Air Malta completed the sale of its Luqa head office site for €26.7 million this month, according to the national airline’s interim financial results to September, which were published yesterday.

Significant progress has been achieved in cutting costs and increasing revenue

The sale, which contributed to enhancing the company’s liquidity, was the first phase in Air Malta’s plan to sell off its €66.2 million land portfolio.

The net proceeds of this first sale were €6.7 million, offsetting the €20 million deposit received in January when the promise of sale was signed.

Air Malta registered an operating profit of €400,000 – an operating improvement of €8.4 million over the same period last year when the airline registered an €8 million operational loss.

The income statement for the six months between April and September show a loss after deducting restructuring and finance costs of €5.5 million, an improvement of €6.7 million over the €12.2 million loss registered in the same period in 2011. This was Air Malta’s first interim operating profit in four years.

Chairman Louis Farrugia said the interim results showed significant progress “has been achieved at the operating level in cutting costs and increasing revenue – both essential steps that we need to be successful at if we are to secure the long term profitability of the airline”.

Mr Farrugia thanked all employees for their “vital efforts towards these goals”, and encouraged them to continue to press forward with the considerable change programme under way. “The results complement the publication this week of the airline’s redacted restructuring plan by the European Commission.

The 30-page document details the initiatives that are being taken to return the airline to profitability,” he said.

The chairman emphasised the critical situation the airline was in last year and said it was essential to start implementing the plan with urgency and well ahead of the Commission’s formal approval.

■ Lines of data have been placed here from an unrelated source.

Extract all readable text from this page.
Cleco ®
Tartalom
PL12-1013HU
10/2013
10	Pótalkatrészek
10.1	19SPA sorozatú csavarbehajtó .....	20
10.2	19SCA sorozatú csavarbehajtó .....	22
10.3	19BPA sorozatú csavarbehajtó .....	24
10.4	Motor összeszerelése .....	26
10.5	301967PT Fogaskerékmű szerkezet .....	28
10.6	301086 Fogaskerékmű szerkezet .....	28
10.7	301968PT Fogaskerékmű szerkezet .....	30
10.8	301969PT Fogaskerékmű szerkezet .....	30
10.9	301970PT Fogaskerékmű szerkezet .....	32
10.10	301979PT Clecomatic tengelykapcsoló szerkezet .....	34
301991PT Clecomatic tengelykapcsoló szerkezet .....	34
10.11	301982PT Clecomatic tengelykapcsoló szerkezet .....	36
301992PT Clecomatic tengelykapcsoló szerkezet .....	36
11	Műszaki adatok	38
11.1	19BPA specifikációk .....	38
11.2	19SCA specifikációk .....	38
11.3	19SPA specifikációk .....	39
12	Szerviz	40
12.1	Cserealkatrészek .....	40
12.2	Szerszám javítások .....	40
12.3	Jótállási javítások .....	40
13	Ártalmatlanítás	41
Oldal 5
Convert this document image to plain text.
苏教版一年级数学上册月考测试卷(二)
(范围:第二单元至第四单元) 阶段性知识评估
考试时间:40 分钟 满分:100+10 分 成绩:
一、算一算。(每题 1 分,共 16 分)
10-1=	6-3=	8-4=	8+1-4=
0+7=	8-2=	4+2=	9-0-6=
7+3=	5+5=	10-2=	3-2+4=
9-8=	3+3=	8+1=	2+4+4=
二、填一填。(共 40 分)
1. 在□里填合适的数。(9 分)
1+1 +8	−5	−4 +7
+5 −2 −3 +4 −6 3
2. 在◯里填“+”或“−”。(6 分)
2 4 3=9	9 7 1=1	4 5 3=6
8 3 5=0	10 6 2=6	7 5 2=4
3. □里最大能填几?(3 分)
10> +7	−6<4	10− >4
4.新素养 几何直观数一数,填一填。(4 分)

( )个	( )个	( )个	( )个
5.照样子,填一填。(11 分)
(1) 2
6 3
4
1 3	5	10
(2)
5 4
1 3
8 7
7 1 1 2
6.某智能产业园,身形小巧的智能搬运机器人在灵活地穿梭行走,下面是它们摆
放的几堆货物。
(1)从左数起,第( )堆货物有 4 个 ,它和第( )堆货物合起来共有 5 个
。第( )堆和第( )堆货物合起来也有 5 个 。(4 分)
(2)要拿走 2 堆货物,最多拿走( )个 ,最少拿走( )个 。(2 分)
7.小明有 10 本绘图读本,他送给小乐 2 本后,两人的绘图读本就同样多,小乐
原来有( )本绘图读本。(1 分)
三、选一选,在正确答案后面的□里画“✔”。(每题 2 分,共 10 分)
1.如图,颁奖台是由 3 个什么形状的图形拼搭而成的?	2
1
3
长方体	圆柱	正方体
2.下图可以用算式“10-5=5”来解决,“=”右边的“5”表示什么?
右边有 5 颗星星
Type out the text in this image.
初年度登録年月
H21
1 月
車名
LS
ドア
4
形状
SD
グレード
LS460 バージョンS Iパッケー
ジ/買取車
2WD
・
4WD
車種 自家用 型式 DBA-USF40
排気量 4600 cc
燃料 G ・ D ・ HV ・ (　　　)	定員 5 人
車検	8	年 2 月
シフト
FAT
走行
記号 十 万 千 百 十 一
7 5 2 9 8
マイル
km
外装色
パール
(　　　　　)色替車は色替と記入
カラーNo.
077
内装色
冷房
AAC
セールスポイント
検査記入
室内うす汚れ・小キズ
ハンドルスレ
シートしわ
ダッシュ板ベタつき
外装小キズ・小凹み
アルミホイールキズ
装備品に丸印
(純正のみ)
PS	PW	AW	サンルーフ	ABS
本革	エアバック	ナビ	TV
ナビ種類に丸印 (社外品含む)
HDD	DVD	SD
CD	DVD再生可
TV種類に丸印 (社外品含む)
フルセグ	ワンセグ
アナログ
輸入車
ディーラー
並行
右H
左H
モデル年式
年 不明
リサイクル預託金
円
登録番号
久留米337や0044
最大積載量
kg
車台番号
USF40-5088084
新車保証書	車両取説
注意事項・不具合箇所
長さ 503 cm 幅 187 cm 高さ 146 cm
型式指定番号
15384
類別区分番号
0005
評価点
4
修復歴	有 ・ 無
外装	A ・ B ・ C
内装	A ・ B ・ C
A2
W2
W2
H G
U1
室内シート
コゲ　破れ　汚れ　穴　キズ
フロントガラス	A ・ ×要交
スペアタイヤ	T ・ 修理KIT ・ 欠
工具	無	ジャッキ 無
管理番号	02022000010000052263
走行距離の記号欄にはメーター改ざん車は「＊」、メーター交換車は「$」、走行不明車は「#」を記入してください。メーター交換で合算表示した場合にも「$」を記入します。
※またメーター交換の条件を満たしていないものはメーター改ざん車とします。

“Several of the initiatives listed in this published plan have already been implemented, including the 20 per cent reduction in capacity that was achieved by summer.

“No further reductions in capacity or release of slots over and above what we have already implemented are envisaged,” he said.

The board and management were now concentrating on further cost reductions and the continued assessment of supplier arrangements.

The second half of the financial year included the more difficult winter season, and losses were expected to be incurred for the financial year as a whole, he added.

However, the board of directors and management “are cautiously optimistic that operating results for the full year will be in line with the restructuring plan”.

While operating results had shown a marked improvement, the radical nature of the restructuring that was under way meant material, one-off restructuring costs would have to be incurred for the required transformation both of the airline and its business model to be achieved.

The board welcomed the Government’s commitment to subscribe to the second share issue of new equity scheduled for January.

At an extraordinary general meeting on September 27, shareholders approved an increase in Air Malta’s authorised share capital, and gave the board the green light to issue new shares amounting to more than €130 million.

The first share issue was held released in October. The Government subscribed to €78 million, and paid up the first call of 25.6 per cent, amounting to €20 million.

The Government has made a commitment to subscribe to the second share issue due in January amounting to €52 million.

Similarly to the first issue, the new shares will be issued in phases in line with the plan.